Friday, January 27, 2006

Keeping and eye on the long game: Part XIV

This is the right call.
The Pentagon has directed the Navy to assume a ``greater presence'' in the western Pacific by adding at least one aircraft carrier and five nuclear submarines over the next decade, according to a draft of the Pentagon's review of strategy and forces.

The increase will put half the Navy's aircraft carriers and 60 percent of its submarine fleet in the Pacific and is largely driven by the Pentagon's concern over China's increased military might, according to a congressional defense analyst.
....and we need to build non-billion dollar ships with range (not DDX - not LCS). The Pacific is a huge body of water that will laugh at a ship named after a buzz word.
China announced last March that its military spending in 2005 would grow by 13 percent. That followed increases of 11.6 percent in 2004, 9.6 percent in 2003 and 17.6 percent in 2002.

China's military buildup is ``unprecedented'' and ``is proceeding quite rapidly,'' U.S. Pacific Command commander Admiral William Fallon told Congress at the time. It includes short- and intermediate-range missiles, submarines and Russian- made Su-30 fighters, Fallon said.
Who here misses Barber's Point?
``The fleet will have greater presence in the Pacific Ocean consistent with the global shift of trade and transport,'' says the final draft of the review now circulating on Capitol Hill.

``Accordingly, the Navy plans to adjust its force posture and basing to provide at least six operationally available and sustainable carriers and 60 percent of its submarines in the Pacific to support engagement, presence and deterrence,''
Good news for Bubblehead and his buddies.
As part of the increased presence, the review recommends that the Pentagon in 2012 increase production of the General Dynamics Corp.-Northrop Grumman Corp.

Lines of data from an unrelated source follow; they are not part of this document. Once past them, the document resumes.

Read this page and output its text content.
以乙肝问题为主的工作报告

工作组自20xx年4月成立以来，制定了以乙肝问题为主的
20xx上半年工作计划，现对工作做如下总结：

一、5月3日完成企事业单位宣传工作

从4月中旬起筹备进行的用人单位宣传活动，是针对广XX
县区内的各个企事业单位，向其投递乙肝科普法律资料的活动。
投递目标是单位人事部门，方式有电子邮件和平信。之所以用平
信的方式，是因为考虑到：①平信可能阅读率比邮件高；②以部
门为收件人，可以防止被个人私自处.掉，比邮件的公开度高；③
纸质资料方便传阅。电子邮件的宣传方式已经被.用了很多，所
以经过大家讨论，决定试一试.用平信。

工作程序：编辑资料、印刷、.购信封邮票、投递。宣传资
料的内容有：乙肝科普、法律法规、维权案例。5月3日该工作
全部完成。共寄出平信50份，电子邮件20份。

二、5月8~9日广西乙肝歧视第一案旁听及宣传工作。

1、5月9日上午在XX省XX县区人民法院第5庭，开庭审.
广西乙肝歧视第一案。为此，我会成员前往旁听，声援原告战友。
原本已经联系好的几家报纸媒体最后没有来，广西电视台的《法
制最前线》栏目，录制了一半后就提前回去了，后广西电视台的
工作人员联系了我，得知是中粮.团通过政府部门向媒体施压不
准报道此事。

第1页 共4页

Virginia-class attack submarine to two annually from the current rate of one a year.
Faster please.
In a section on emerging military powers, including Russia and India, the report says ``China has the greatest potential to compete militarily with the United States.'' The pace and scope of China's build-up already puts other regional military balances ``at risk,'' the draft says.

``China is likely to continue to make large investments in high-end military capabilities, emphasizing electronic and cyber-warfare, counter-space operations, ballistics and cruise missiles, next-generation torpedoes and advanced submarines,'' it says

These emerging capabilities, the vast distances of an Asian theater and basing challenges the U.S. would face in a potential conflict ``place a premium on forces capable of sustained operations at great distances into denied areas,'' according to the draft.